Hurried footsteps sounded outside, followed closely by the jiggling of the door handle. Mother blocked the entry with unusual authority. “Just a moment, please, Mr. Selby.” Nodding toward the stairs, she said to me, “Run along to your room. I’ll be up as soon as I can to help you.”
In a blinding state of shock, I went stumbling upward, though not fast enough to avoid hearing Father shout, “What happened here?” Mother’s responses were too soft to carry, so I only caught Father’s interrogation. “Is she all right? Is dinner ready, then?”

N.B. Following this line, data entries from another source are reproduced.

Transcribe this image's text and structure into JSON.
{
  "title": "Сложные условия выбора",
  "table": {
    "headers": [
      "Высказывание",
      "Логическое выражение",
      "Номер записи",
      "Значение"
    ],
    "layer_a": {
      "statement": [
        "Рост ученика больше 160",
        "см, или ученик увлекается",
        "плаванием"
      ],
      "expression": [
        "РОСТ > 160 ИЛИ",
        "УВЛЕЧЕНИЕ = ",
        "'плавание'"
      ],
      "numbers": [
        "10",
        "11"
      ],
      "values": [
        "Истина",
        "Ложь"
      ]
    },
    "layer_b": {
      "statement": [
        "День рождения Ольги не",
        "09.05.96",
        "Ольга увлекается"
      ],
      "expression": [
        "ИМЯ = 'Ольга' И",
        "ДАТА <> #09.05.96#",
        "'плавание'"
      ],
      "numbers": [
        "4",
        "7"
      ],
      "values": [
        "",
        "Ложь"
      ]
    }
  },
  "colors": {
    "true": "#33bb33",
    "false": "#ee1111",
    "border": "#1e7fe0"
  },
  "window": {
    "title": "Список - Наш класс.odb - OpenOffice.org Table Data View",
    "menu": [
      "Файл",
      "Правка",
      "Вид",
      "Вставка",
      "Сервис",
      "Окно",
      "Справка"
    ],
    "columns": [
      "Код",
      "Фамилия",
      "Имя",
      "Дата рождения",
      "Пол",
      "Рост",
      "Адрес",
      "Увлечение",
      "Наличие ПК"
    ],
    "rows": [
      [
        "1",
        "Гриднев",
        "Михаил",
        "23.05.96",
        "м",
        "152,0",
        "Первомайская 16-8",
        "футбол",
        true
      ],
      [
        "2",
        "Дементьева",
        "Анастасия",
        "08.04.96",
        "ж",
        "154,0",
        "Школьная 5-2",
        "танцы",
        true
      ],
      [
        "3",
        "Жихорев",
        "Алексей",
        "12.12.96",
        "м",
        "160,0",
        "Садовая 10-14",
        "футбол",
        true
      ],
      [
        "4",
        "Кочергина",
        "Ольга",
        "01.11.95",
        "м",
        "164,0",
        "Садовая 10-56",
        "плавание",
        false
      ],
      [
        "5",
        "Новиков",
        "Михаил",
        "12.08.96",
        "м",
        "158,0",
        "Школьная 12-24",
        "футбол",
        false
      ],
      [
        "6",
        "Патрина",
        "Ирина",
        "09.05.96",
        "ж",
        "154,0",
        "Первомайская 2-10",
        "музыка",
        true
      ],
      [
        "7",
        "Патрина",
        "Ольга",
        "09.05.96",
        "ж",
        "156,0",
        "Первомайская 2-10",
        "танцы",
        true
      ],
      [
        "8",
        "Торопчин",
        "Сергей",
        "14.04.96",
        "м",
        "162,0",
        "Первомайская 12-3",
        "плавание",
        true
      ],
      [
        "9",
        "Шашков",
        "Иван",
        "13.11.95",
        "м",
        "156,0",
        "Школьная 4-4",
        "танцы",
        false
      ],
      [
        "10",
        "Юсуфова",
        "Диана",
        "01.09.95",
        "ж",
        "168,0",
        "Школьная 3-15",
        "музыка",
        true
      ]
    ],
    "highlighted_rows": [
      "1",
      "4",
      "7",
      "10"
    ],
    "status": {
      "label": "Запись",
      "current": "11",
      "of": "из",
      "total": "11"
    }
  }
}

Gulping shallow breaths, I followed the threadbare runner past the closed doors in the upstairs hall, then climbed the second flight of bare wood to the attic. My reflection in the bureau mirror brought me to a halt. In the blue-black dusk of my unlit room, my chemise and petticoat—and my newly bandaged arms—glowed ghostly white. For an instant I resembled the Girl. Gooseflesh pimpled my exposed skin, and a wave of nausea knocked me to my knees. I stared at the tips of my blistered fingers that poked from their bandages. How was I going to lay these hands on horses?
Slowly at first, and then faster, raindrops began pelting the roof. The noise quickly became deafening, drowning my cries from anyone’s ears but my own.